Commissioner Neal Rochford said New Jersey is a “tough environment” for taxpayers, and the commissioners have worked hard in recent years to keep tax increases as low as possible. Over the last four years, there has only been one property tax increase, which was last year with an increase of less than 2 percent, Rochford said.
Commissioners emphasized that despite a level tax rate, they will continue to make capital improvements.
“We do not defer maintenance,” Rochford said.
Kasko echoed Rochford’s sentiments, saying he was pleased the borough can continue to deliver the same services while making improvements to leaf collection, replacing fallen shade trees and investing in roads, fields, facilities and equipment.
Items in the capital budget, including public works equipment, police equipment and recreation improvements, will be funded by the 2017 bond ordinance.
Equipment to make capital improvements was also a topic of discussion for the commissioners, who authorized bids on a new street sweeper and “leafer,” which picks up leaves and branches.
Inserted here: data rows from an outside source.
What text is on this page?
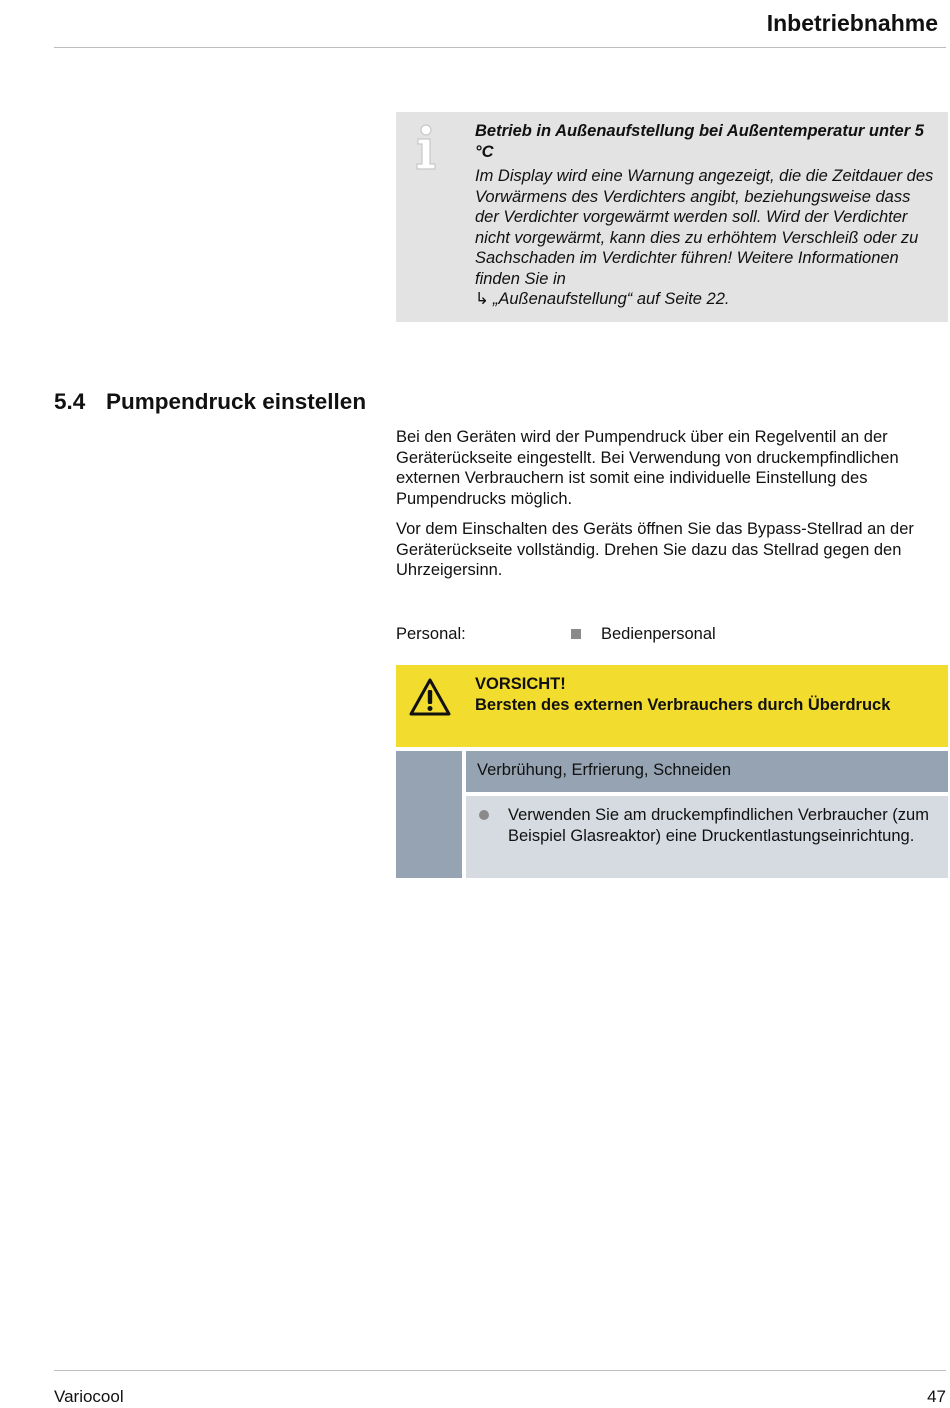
Inbetriebnahme
Betrieb in Außenaufstellung bei Außentemperatur unter 5 °C
Im Display wird eine Warnung angezeigt, die die Zeitdauer des Vorwärmens des Verdichters angibt, beziehungsweise dass der Verdichter vorgewärmt werden soll. Wird der Verdichter nicht vorgewärmt, kann dies zu erhöhtem Verschleiß oder zu Sachschaden im Verdichter führen! Weitere Informationen finden Sie in
↳ „Außenaufstellung“ auf Seite 22.
5.4 Pumpendruck einstellen
Bei den Geräten wird der Pumpendruck über ein Regelventil an der Geräterückseite eingestellt. Bei Verwendung von druckempfindlichen externen Verbrauchern ist somit eine individuelle Einstellung des Pumpendrucks möglich.
Vor dem Einschalten des Geräts öffnen Sie das Bypass-Stellrad an der Geräterückseite vollständig. Drehen Sie dazu das Stellrad gegen den Uhrzeigersinn.
Personal:	Bedienpersonal
VORSICHT!
Bersten des externen Verbrauchers durch Überdruck
Verbrühung, Erfrierung, Schneiden
Verwenden Sie am druckempfindlichen Verbraucher (zum Beispiel Glasreaktor) eine Druckentlastungseinrichtung.
Variocool	47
Commissioner John Moscatelli also discussed improvements to Centennial Courts, which he said are in need of repairs to courts, fences and drainage. The commissioners authorized sealed bids for funding to undertake those repairs.
“We are making a commitment — as both commissioners and I said — to making investments in proper equipment and fields and facilities,” Kasko said.
The next commissioners meeting will take place on April 25 at Borough Hall.